Market internals leaned to the positive on about average volume. On the NYSE, advances trailed declines by 15 to 16, but the gainers led the losers on the Nasdaq by 16 to 13. Up/down volume was just above the flat line on the NYSE, but better than 2 to 1 on the Nasdaq. We continue to see the number of new highs shrink: new highs/lows were 66/30 on the NYSE and 56/37 on the Nasdaq.
There was joy in Techville today, with perceived good news from the likes of HPQ and AMAT helping to push tech stocks higher. Leading the way, however, were the airlines (+2.7%), which usually get a boost when oil prices fall. Following the flyers was the computer hardware index (+2.6%), disk drives (+1.4%), computer tech. (+1.3%), semiconductors (+1.3%) and transportation stocks (+1.0%). Taking the hits today were the energy and commodity related issues: gold & silver stocks (-2.7%), oil stocks (-2.6%), natural resources (-2.4%), oil services (-2.3%), commodities (-1.9%) and natural gas stocks (-1.9%).
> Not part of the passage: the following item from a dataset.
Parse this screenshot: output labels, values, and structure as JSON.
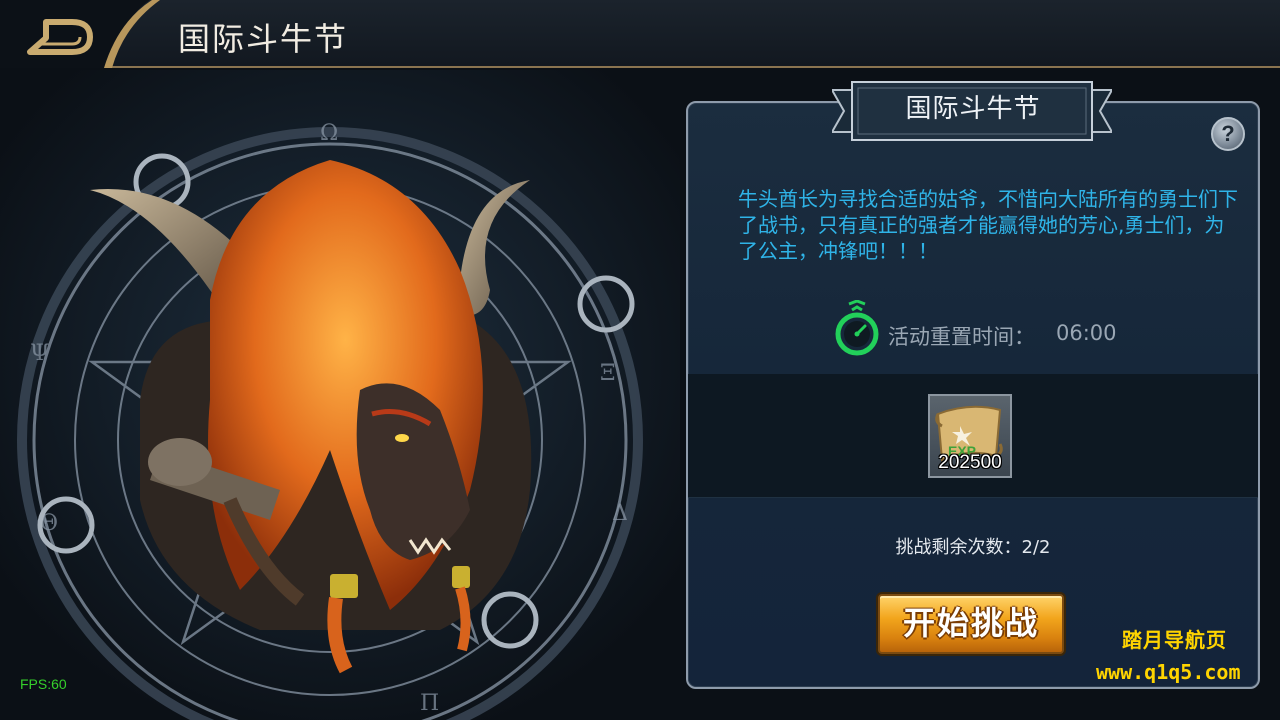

As we mentioned earlier, crude oil prices pulled back hard today, falling $2.83 to $63.25/barrel (now, before everybody gets too excited, remember how much room oil has to fall - we’ve already been over this). The dollar continued to rebound, pushing the dollar index up 0.6% to 88.00. The rising dollar helped push the price of gold down to $440/ounce.